Anyone who has ever been involved in Live OTT production from an engineering standpoint knows…there is a lot to know! You could potentially have twenty cameras feeding streams to a remote production truck that in turn is sending feeds to a broadcast facility. From that broadcast facility those feeds are being encoded into perhaps 10 or more different variants for display on various screen sizes with differing download speeds. Then packaged up and sent on to the content delivery network (CDN) and from there on through the ISP and into the Fire sticks, Roku boxes, Apple TVs, Smart TV’s and you-name-it consumer devices.
There could easily be 10 to 20 or more different vendors involved across the different technologies. A capable engineering team will need to have at least some knowledge across a variety of products including cameras, switches, encoders, origin servers, IP video probes, Windows servers, Linux servers, virtual servers, etc. Oh, and all of these (except maybe the cameras) could be virtualized and running completely in the cloud!
An evolution that has taken place in the industry as we’ve made the move to more all-IP or mostly-IP workflows has been the realization that monitoring is no longer an afterthought that you stick on after the project is designed and build with the money you have left over. Many of us have learned that these kinds of complex projects and workflows simply don’t work over time without accurate and actionable monitoring. And that monitoring has come to be involved in the design architecture from the very beginning.

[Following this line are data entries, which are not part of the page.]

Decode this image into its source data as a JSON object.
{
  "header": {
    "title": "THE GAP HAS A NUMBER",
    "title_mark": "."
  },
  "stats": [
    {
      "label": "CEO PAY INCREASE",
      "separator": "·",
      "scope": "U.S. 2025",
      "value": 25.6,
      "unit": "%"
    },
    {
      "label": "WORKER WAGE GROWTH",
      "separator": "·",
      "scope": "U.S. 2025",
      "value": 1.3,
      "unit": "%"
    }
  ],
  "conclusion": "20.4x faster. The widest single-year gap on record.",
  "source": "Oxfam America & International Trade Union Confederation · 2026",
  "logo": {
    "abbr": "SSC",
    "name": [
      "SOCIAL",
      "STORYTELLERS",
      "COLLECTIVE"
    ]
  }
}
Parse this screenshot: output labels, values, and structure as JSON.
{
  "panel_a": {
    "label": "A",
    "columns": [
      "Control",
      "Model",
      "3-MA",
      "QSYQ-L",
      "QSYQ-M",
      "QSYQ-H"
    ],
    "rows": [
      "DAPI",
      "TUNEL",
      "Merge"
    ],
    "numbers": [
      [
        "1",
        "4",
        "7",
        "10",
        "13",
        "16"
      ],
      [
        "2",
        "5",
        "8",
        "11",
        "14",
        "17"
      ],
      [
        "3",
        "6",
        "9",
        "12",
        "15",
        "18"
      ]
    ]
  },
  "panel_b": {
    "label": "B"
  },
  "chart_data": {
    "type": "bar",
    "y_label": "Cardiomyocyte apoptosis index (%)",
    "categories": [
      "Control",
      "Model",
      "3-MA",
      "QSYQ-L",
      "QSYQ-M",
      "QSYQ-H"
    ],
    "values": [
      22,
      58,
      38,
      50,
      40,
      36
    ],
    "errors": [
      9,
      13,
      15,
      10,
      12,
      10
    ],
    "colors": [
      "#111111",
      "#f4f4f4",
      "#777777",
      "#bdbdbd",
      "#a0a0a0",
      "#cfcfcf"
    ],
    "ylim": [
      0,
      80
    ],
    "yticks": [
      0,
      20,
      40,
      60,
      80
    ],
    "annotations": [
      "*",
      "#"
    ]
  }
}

From a real-world standpoint that means verifying that each vendor along the ‘chain’ will give the operations, engineering and maintenance teams the information they need to determine the health of the flows themselves, the tools involved along the way and the underlying infrastructure that is making it all possible. And all of that information must be accessible remotely. Whether by SNMP, web API, message bus, syslog, or any other protocol there must be a way that an outside entity (NMS or Network Management System) can get to that information and alert people if and when problems are discovered.
The luxury of having multiple screens in the truck or broadcast center for each vendor and their alarms is simply impossible now. There are too many to be of any use. There needs to be a single ‘pane-of-glass’ that will have all alarms and performance data across all technologies throughout the entire operation.
Because of the large number of different technologies and vendors involved it may be helpful to segment the information to be monitored into major buckets.
This means all physical servers and switches. Monitoring basics like CPU load, free memory, available disk space, power supply health, fan health for example. If a disk is full, it can cause havoc on the software applications that rely on it. This might also include those same kinds of metrics on some of the more specific appliance hardware boxes involved like firewalls, vpn concentrators, fiber encapsulators, satellite receivers, compliance monitors, graphics engines, and production switchers to only name a few.